- The Washington Times - Wednesday, June 6, 2012

Almost 6.5 million encrypted passwords for the professional networking site LinkedIn were posted online by Russian hackers, the company said Wednesday.

“We can confirm that some of the passwords that were compromised correspond to LinkedIn accounts,” Director Vicente Silveira wrote in a blog post. “We are continuing to investigate.”

The company, which boasts 161 million users in 200 countries, said it has no immediate indication that hackers had compromised its systems, but advised its users to change their passwords immediately.

Although the e-mails and user names associated with the passwords were not included in the posting, “it is reasonable to assume that such information may be in the hands of the criminals,” said Graham Cluley of United Kingdom-based Sophos Security.

“Russian hackers are about to pillage and plunder,” wrote one worried user on the site in response to news of the disclosure.

Access to the passwords would give hackers control of the compromised accounts, which could be used in identity theft or other online scams, warned Thomas Ryan, a New York-based security consultant.

Mr. Ryan said a particular concern are “daisy chain” attacks because many people unwisely use the same password for multiple online accounts.

“If someone has used the same password for a bank or e-mail account, they are vulnerable to daisy-chain attacks,” he said.

The passwords are encrypted, but more than 200,000 already have been deciphered and almost all of them would be crackable in time, warned Mr. Cluley and others monitoring Russian hacker sites.

Some security professionals suggested that the hackers who posted the passwords are seeking help from other site users in decrypting them — a process known as crowdsourcing.
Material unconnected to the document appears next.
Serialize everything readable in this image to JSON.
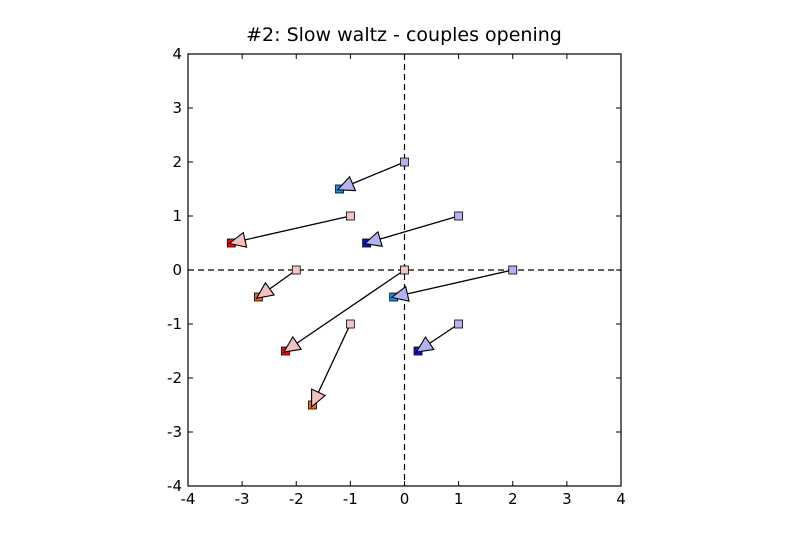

Encryption transforms passwords and user names into meaningless strings of characters. But because the encryption process is standardized, it is possible to guess a password, encrypt it, and then search for that character string in a set of encrypted passwords.

Given enough computing power to make thousands of guesses a second, and enough time, hackers can crack almost any password that uses words from the dictionary or other common character combinations like “123456” or “qwerty.”

Generally experts recommend that passwords be more than eight characters long, contain special characters like an exclamation mark and contain at least one one capital letter. Because an upper-case character is encrypted differently than the lower-case character, using a combination of them makes a password harder to crack.

LinkedIn acknowledged facing cybersecurity threats in a recent filing with the Securities and Exchange Commission. The filing stated that the LinkedIn site had experienced disruptions and even been taken temporarily offline at times by cyberattacks. Future disruptions were possible, the SEC filing warned.